MANILA - Malacañang on Saturday lamented what it described as "injustice" against 56 people charged and held for the Maguindanao massacre but were acquitted when the court handed down its verdict Thursday.
In a statement, Presidential Spokesperson and Chief Presidential Legal Counsel Salvador Panelo cited how those acquitted had wasted years detained while on trial for the 2009 massacre of 58 people in Ampatuan town, Maguindanao.
Panelo once served as defense counsel for Andal Ampatuan Jr. of the powerful Ampatuan political clan convicted with 42 others for the slaughter of supporters of a rival politician and 32 journalists.
"While the rule of law has prevailed following [the] promulgation by the trial court on the case of the Maguindanao massacre, the Palace notes that there are serious flaws in our justice system long existing and must be rectified, if we are to be fealty to the rule of law and due process as enshrined in our Constitution," said Panelo.
He said that while efforts of state prosecutors were commendable, it showed how the "hasty" filing of charges against those eventually acquitted had cost them productive years in their lives.
Most of those acquitted were police officers.
"An analysis of the court’s judgment shows that 10 years of what could have been productive lives of 56 acquitted accused have been wasted in incarceration, and necessarily their families have since become dysfunctional, with their wives and their children bearing the brunt of the stigma and the humiliation that come with it, scarring them for the rest of their lives," he said.
"This is an injustice that cannot be countenanced nor continue.
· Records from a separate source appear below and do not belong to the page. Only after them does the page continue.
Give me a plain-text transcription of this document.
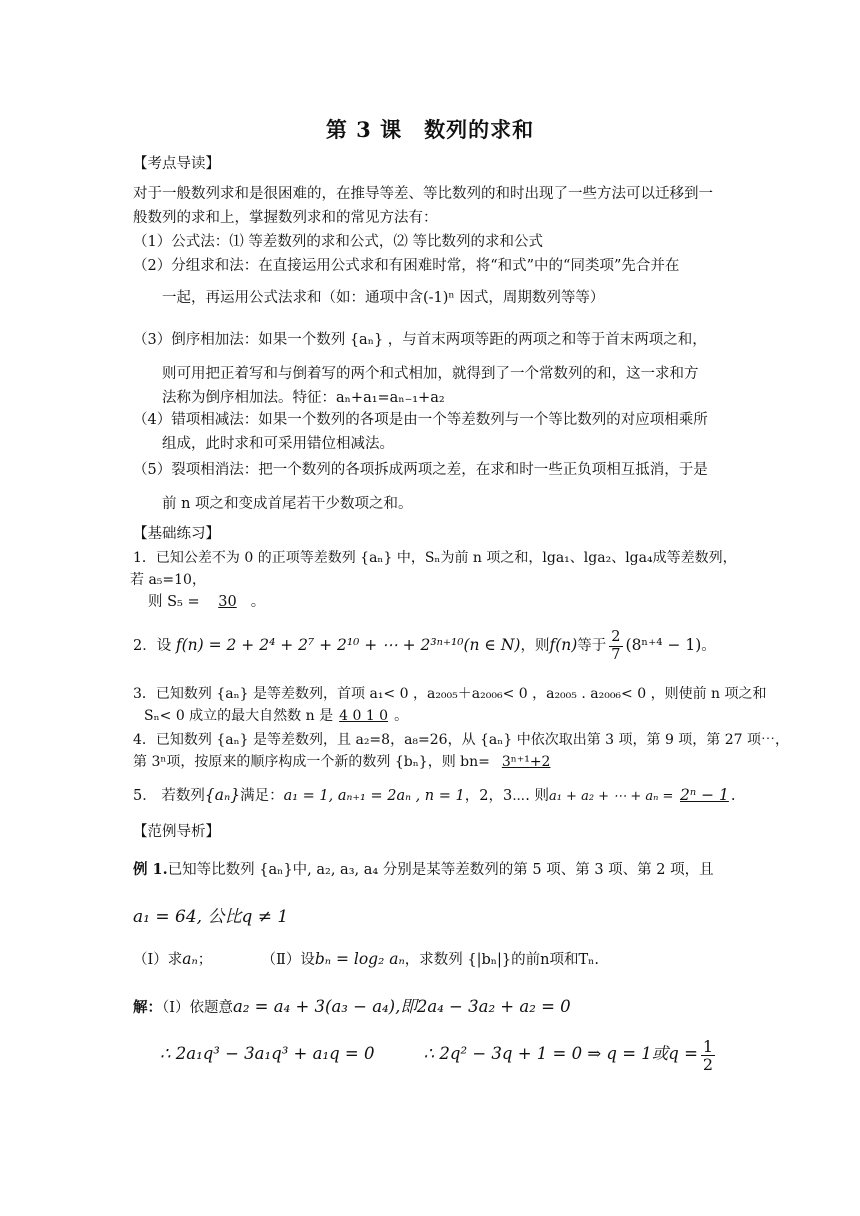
第 3 课 数列的求和
【考点导读】
对于一般数列求和是很困难的，在推导等差、等比数列的和时出现了一些方法可以迁移到一
般数列的求和上，掌握数列求和的常见方法有：
（1）公式法：⑴ 等差数列的求和公式，⑵ 等比数列的求和公式
（2）分组求和法：在直接运用公式求和有困难时常，将“和式”中的“同类项”先合并在
一起，再运用公式法求和（如：通项中含(-1)ⁿ 因式，周期数列等等）
（3）倒序相加法：如果一个数列 {aₙ} ，与首末两项等距的两项之和等于首末两项之和，
则可用把正着写和与倒着写的两个和式相加，就得到了一个常数列的和，这一求和方
法称为倒序相加法。特征：aₙ+a₁=aₙ₋₁+a₂
（4）错项相减法：如果一个数列的各项是由一个等差数列与一个等比数列的对应项相乘所
组成，此时求和可采用错位相减法。
（5）裂项相消法：把一个数列的各项拆成两项之差，在求和时一些正负项相互抵消，于是
前 n 项之和变成首尾若干少数项之和。
【基础练习】
1．已知公差不为 0 的正项等差数列 {aₙ} 中，Sₙ为前 n 项之和，lga₁、lga₂、lga₄成等差数列，
若 a₅=10，
则 S₅ = 30 。
2．设 f(n) = 2 + 2⁴ + 2⁷ + 2¹⁰ + ⋯ + 2³ⁿ⁺¹⁰(n ∈ N)，则f(n)等于 $\frac{2}{7} (8^{n+4} - 1)$。
3．已知数列 {aₙ} 是等差数列，首项 a₁< 0 ，a₂₀₀₅＋a₂₀₀₆< 0 ，a₂₀₀₅ . a₂₀₀₆< 0 ，则使前 n 项之和
Sₙ< 0 成立的最大自然数 n 是 4 0 1 0 。
4．已知数列 {aₙ} 是等差数列，且 a₂=8，a₈=26，从 {aₙ} 中依次取出第 3 项，第 9 项，第 27 项⋯，
第 3ⁿ项，按原来的顺序构成一个新的数列 {bₙ}，则 bn= 3ⁿ⁺¹+2
5． 若数列{aₙ}满足：a₁ = 1, aₙ₊₁ = 2aₙ , n = 1，2，3⋯. 则a₁ + a₂ + ⋯ + aₙ = 2ⁿ − 1 .
【范例导析】
例 1.已知等比数列 {aₙ}中, a₂, a₃, a₄ 分别是某等差数列的第 5 项、第 3 项、第 2 项，且
a₁ = 64, 公比q ≠ 1
（Ⅰ）求aₙ；	（Ⅱ）设bₙ = log₂ aₙ，求数列 {|bₙ|}的前n项和Tₙ.
解：（I）依题意a₂ = a₄ + 3(a₃ − a₄),即2a₄ − 3a₂ + a₂ = 0
∴ 2a₁q³ − 3a₁q³ + a₁q = 0	∴ 2q² − 3q + 1 = 0 ⇒ q = 1或$q = \frac{1}{2}$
It must not find print ever again in the pages of our history as a nation," he added.
Reflecting his years spent in litigation, Panelo described as an "aberration" the indictment of suspects on flimsy evidence.
"The hasty and heedless filing of an information is due either to the faulty appreciation of evidence by - or the fear of - the investigating prosecutor to be subjected to an administrative sanction or get a reprisal from the complainant if the case is dismissed at the preliminary investigation stage," he said.
Panelo said there were "hundreds of similar pending cases," where suspects are detained for years only to be acquitted later. He also cited wasted government resources in futile litigation.
"Aside from throwing away productive years of those accused who were pronounced not guilty, government resources, including man-hours and effort, have gone to waste. This is one lesson we must all learn lest we repeat the same grievous error at the cost of liberty and honor of the innocents," Panelo said.
On Thursday, Quezon City Regional Trial Court Branch 221 Judge Jocelyn Solis-Reyes found 43 accused in the massacre, including several members of the Ampatuan clan, guilty of 57 counts of murder.
The ruling did not cover the 58th victim, Reynaldo Momay, as his body has not been found to this day. It denied the Momay family's claim for civil damages.
The court also acquitted 56 accused, mostly police officers, who were released a day after the promulgation of judgment.